Дядя с грохотом открывал на кухне банку с огурцами. Витя задерживался в школе. Аня присела в кресло посмотреть новости, чтобы отвлечься от ожидания письма. Прогнозы валютных котировок вгоняли в сон. Аня вспоминала людей, руководящих шумной оравой студентов. Седая дама в очках – сотрудница музея, пожилой профессор – руководитель археологической практики, и сын профессора, который приятелем помогал первокурсникам в работе. Им нравился Слепой лес, бор вдоль холма, глыбы-пещеры и озеро. Их зачарованными глазами Аня впервые рассмотрела удивительную природу, которая всегда ей казалась самой заурядной, и вот вызвала у кого-то неподдельный восторг. Цена привычки – скука. А с приездом археологов Сажной оживился.
Ее разбудило легкое касание к руке. Аня вздрогнула, судорожно отгораживаясь от прикосновения. Работающий телевизор заслонял собой Гриша.
– Ты откуда здесь? – опешила.
– Прости! – он миролюбиво поднял ладони, стянул рукавицы. – Я стучал. И звал. Всё в порядке? – Он явно смешался, застав ее спящей, а дом – пустым. – Дверь не заперта.

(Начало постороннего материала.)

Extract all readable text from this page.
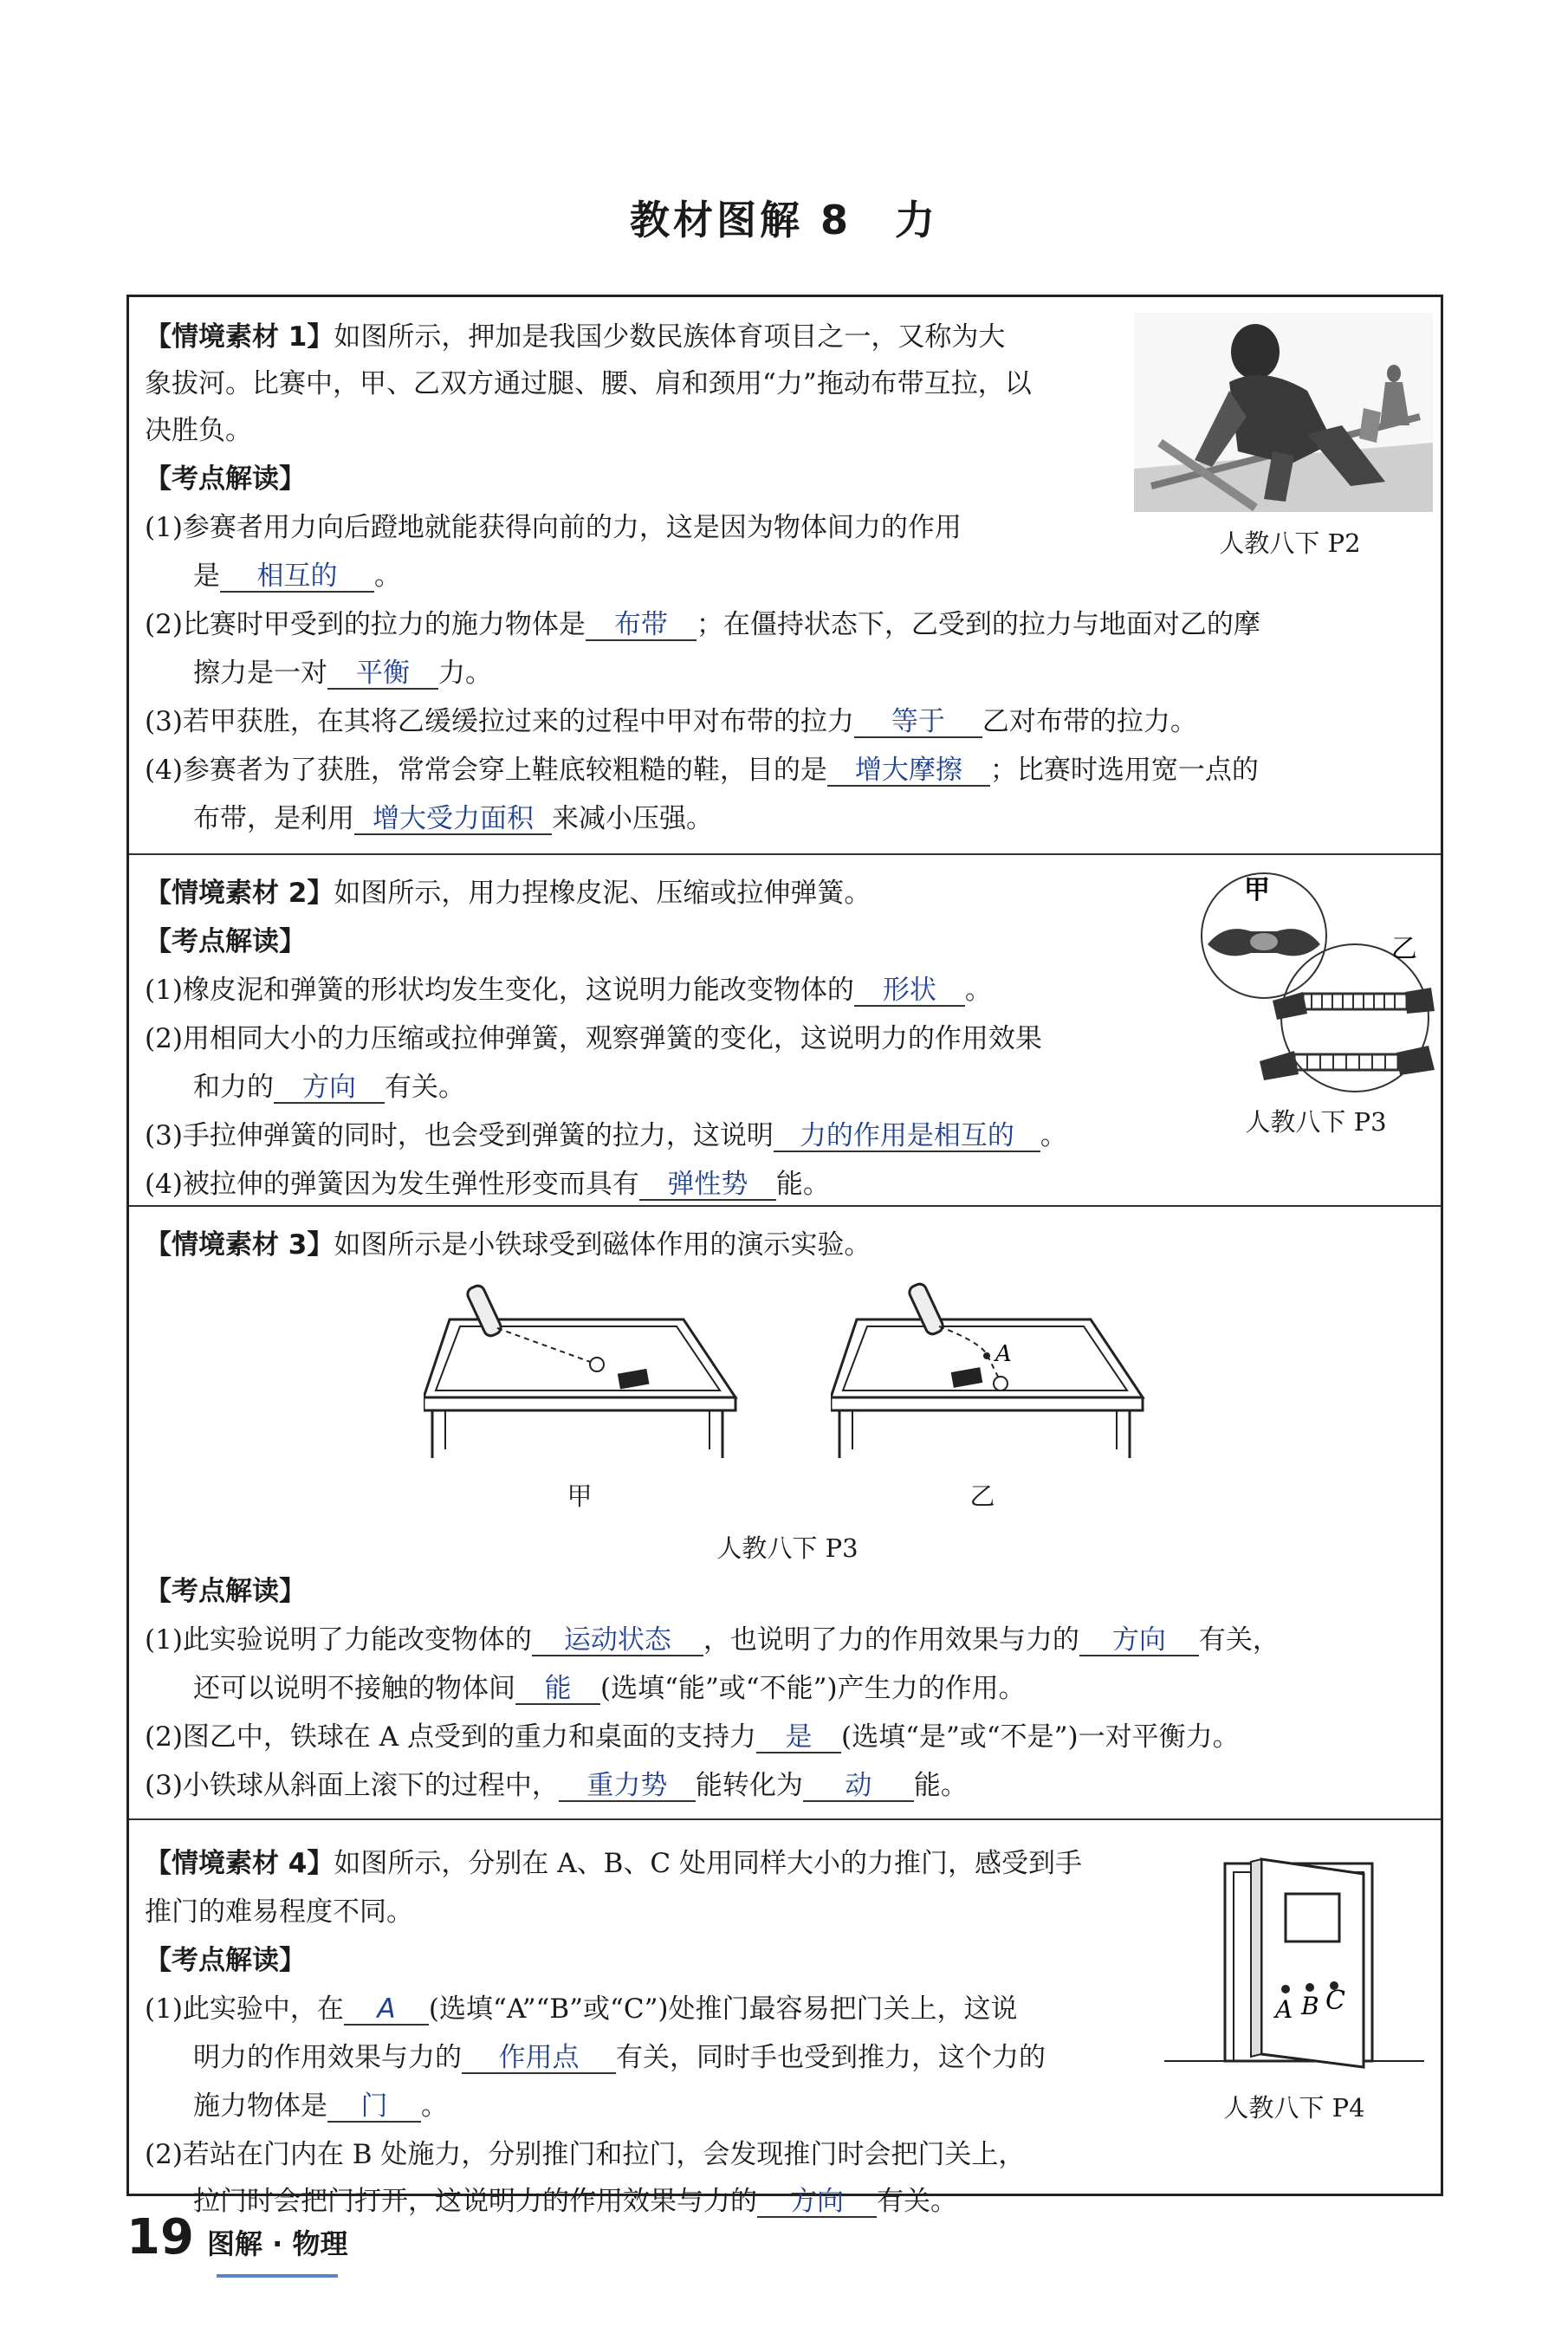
教材图解 8　力
【情境素材 1】如图所示，押加是我国少数民族体育项目之一，又称为大
象拔河。比赛中，甲、乙双方通过腿、腰、肩和颈用“力”拖动布带互拉，以
决胜负。
【考点解读】
(1)参赛者用力向后蹬地就能获得向前的力，这是因为物体间力的作用
是 相互的 。
(2)比赛时甲受到的拉力的施力物体是 布带 ；在僵持状态下，乙受到的拉力与地面对乙的摩
擦力是一对 平衡 力。
(3)若甲获胜，在其将乙缓缓拉过来的过程中甲对布带的拉力 等于 乙对布带的拉力。
(4)参赛者为了获胜，常常会穿上鞋底较粗糙的鞋，目的是 增大摩擦 ；比赛时选用宽一点的
布带，是利用 增大受力面积 来减小压强。
人教八下 P2
【情境素材 2】如图所示，用力捏橡皮泥、压缩或拉伸弹簧。
【考点解读】
(1)橡皮泥和弹簧的形状均发生变化，这说明力能改变物体的 形状 。
(2)用相同大小的力压缩或拉伸弹簧，观察弹簧的变化，这说明力的作用效果
和力的 方向 有关。
(3)手拉伸弹簧的同时，也会受到弹簧的拉力，这说明 力的作用是相互的 。
(4)被拉伸的弹簧因为发生弹性形变而具有 弹性势 能。
甲
乙
人教八下 P3
【情境素材 3】如图所示是小铁球受到磁体作用的演示实验。
甲
A
乙
人教八下 P3
【考点解读】
(1)此实验说明了力能改变物体的 运动状态 ，也说明了力的作用效果与力的 方向 有关，
还可以说明不接触的物体间 能 (选填“能”或“不能”)产生力的作用。
(2)图乙中，铁球在 A 点受到的重力和桌面的支持力 是 (选填“是”或“不是”)一对平衡力。
(3)小铁球从斜面上滚下的过程中， 重力势 能转化为 动 能。
【情境素材 4】如图所示，分别在 A、B、C 处用同样大小的力推门，感受到手
推门的难易程度不同。
【考点解读】
(1)此实验中，在 A (选填“A”“B”或“C”)处推门最容易把门关上，这说
明力的作用效果与力的 作用点 有关，同时手也受到推力，这个力的
施力物体是 门 。
(2)若站在门内在 B 处施力，分别推门和拉门，会发现推门时会把门关上，
拉门时会把门打开，这说明力的作用效果与力的 方向 有关。
A B C
人教八下 P4
19 图解 · 物理
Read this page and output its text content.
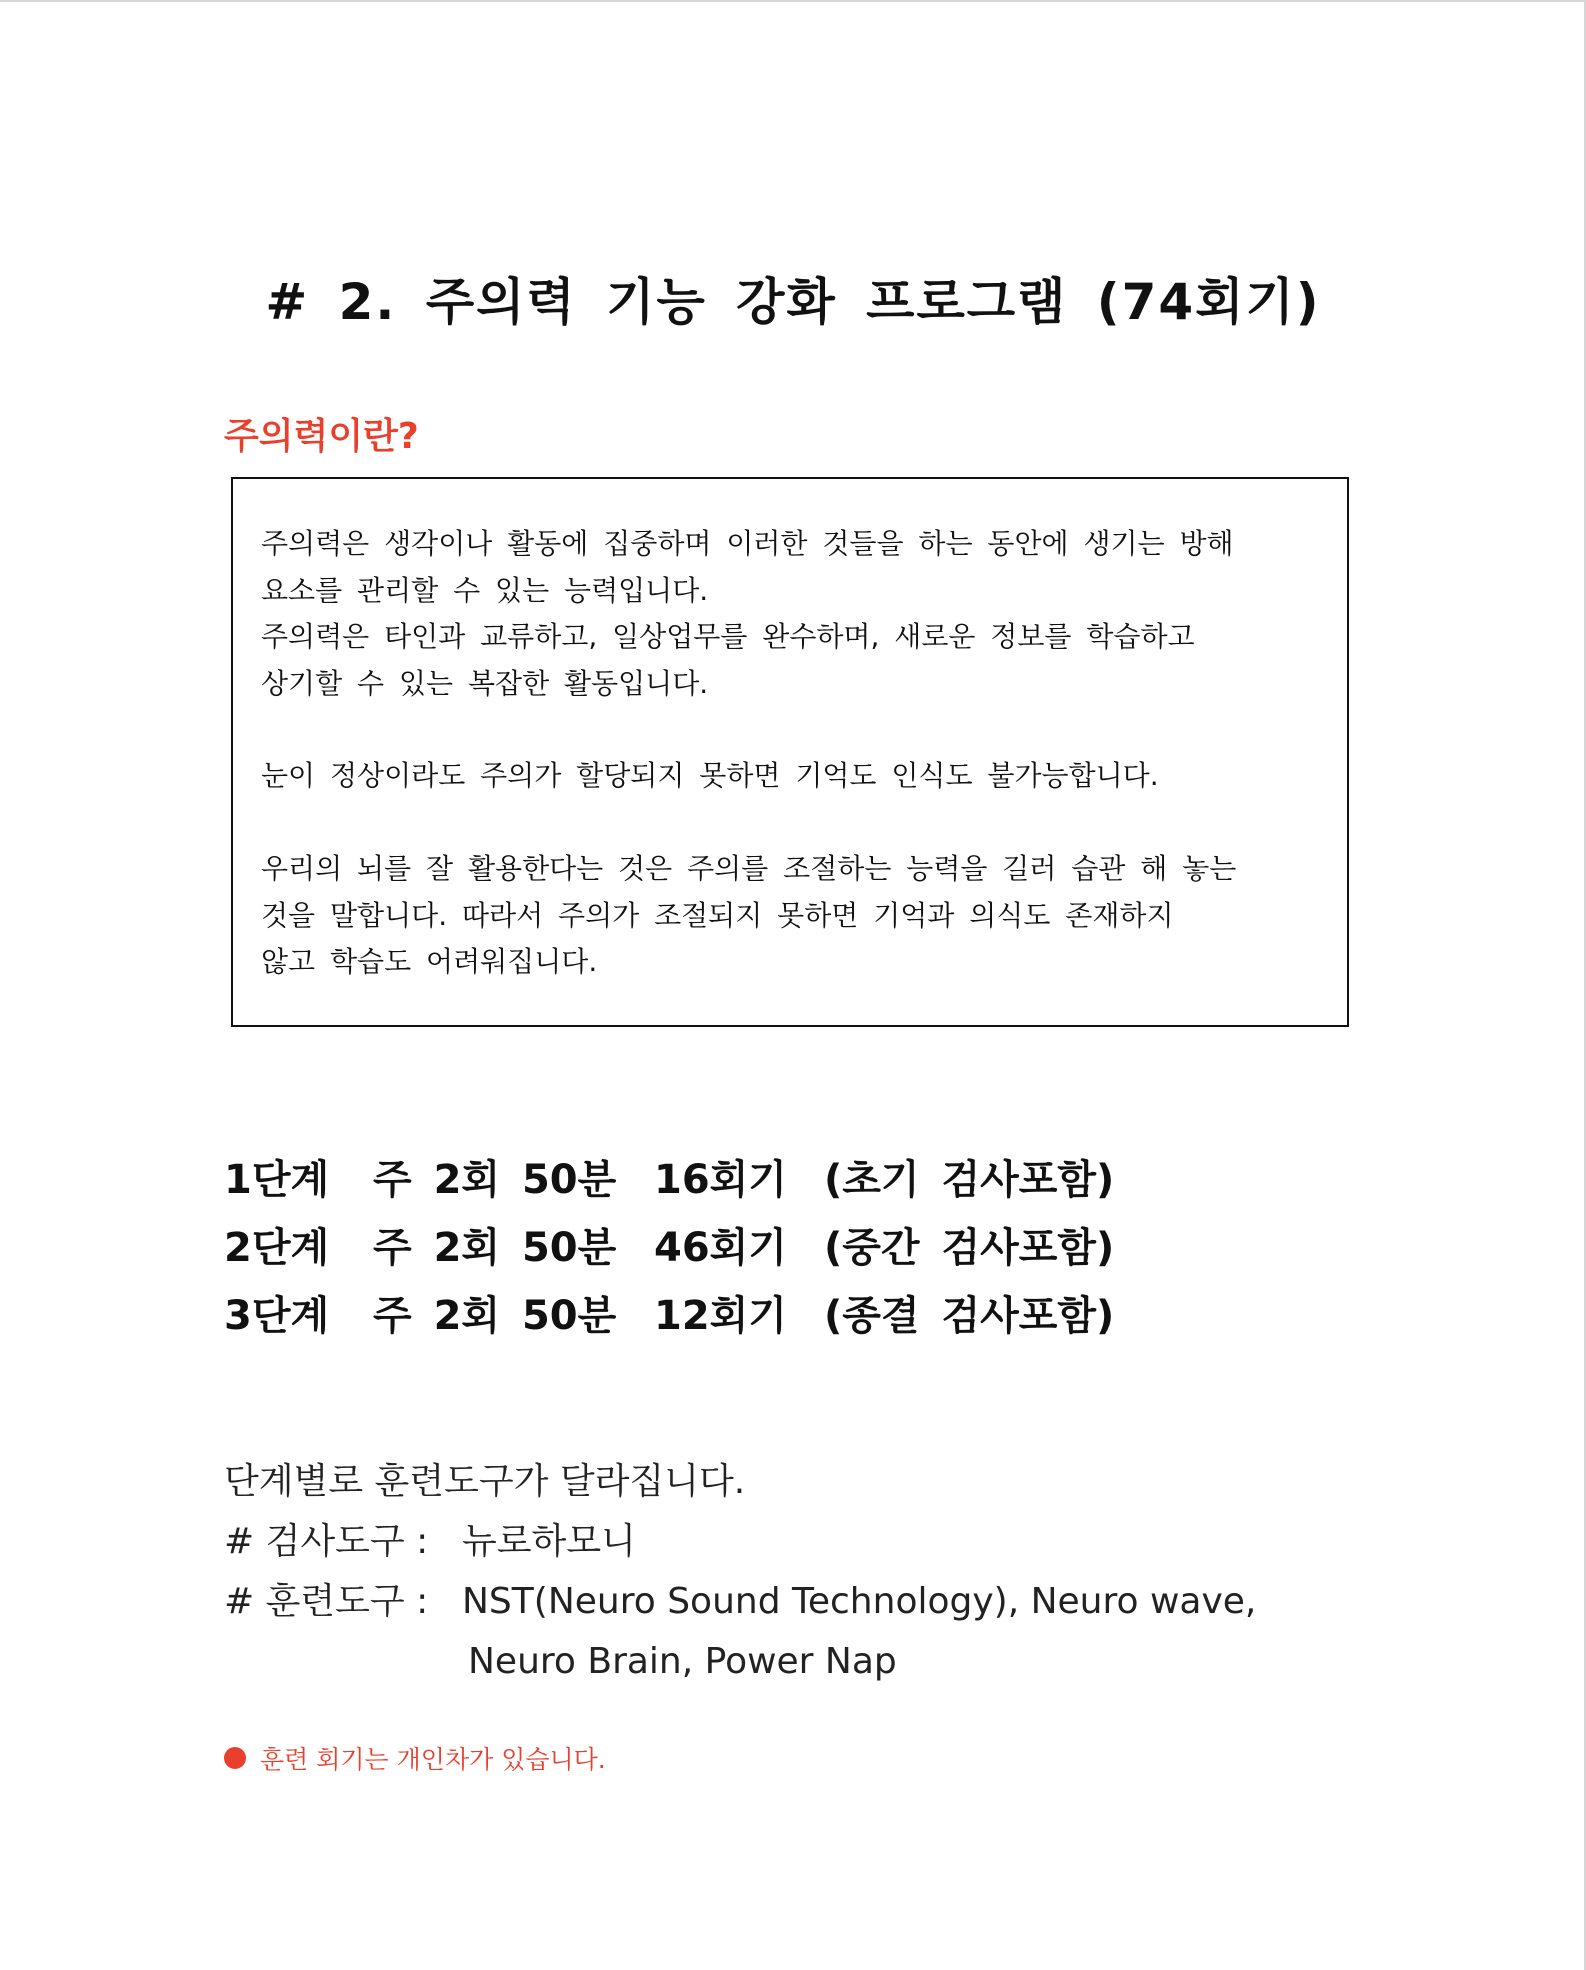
# 2. 주의력 기능 강화 프로그램 (74회기)
주의력이란?
주의력은 생각이나 활동에 집중하며 이러한 것들을 하는 동안에 생기는 방해
요소를 관리할 수 있는 능력입니다.
주의력은 타인과 교류하고, 일상업무를 완수하며, 새로운 정보를 학습하고
상기할 수 있는 복잡한 활동입니다.
눈이 정상이라도 주의가 할당되지 못하면 기억도 인식도 불가능합니다.
우리의 뇌를 잘 활용한다는 것은 주의를 조절하는 능력을 길러 습관 해 놓는
것을 말합니다. 따라서 주의가 조절되지 못하면 기억과 의식도 존재하지
않고 학습도 어려워집니다.
1단계 주 2회 50분 16회기 (초기 검사포함)
2단계 주 2회 50분 46회기 (중간 검사포함)
3단계 주 2회 50분 12회기 (종결 검사포함)
단계별로 훈련도구가 달라집니다.
# 검사도구 : 뉴로하모니
# 훈련도구 : NST(Neuro Sound Technology), Neuro wave,
Neuro Brain, Power Nap
훈련 회기는 개인차가 있습니다.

Это опасно, учитывая обстоятельства.
Аня поправила воротник рубашки, потерла лицо. Оцарапанная щека мгновенно отозвалась болью.
– Тревожит? – спросил он, морщась зеркально.
– Скорее раздражает. Девушек не украшают шрамы.
Гриша покосился на рубцующиеся раны ее предплечья; невольно присел, выставил укушенную ногу. На нем чернела новая куртка с яркими полосами на рукавах.
– Ты и со шрамом красива, – вдруг признался – и густо покраснел, осознавая, что произнес мысль вслух.
– Гриша, что-то случилось? – одернула она его, привставая. – Что-то срочное?
– Я видел эту тварь, – признался шепотом. – Опять. Только с человеческой… кистью. Она пролезла ко мне под дверь. Кисть. Пальцы трупака.
– Гриша. Думаю, стресс и может померещиться…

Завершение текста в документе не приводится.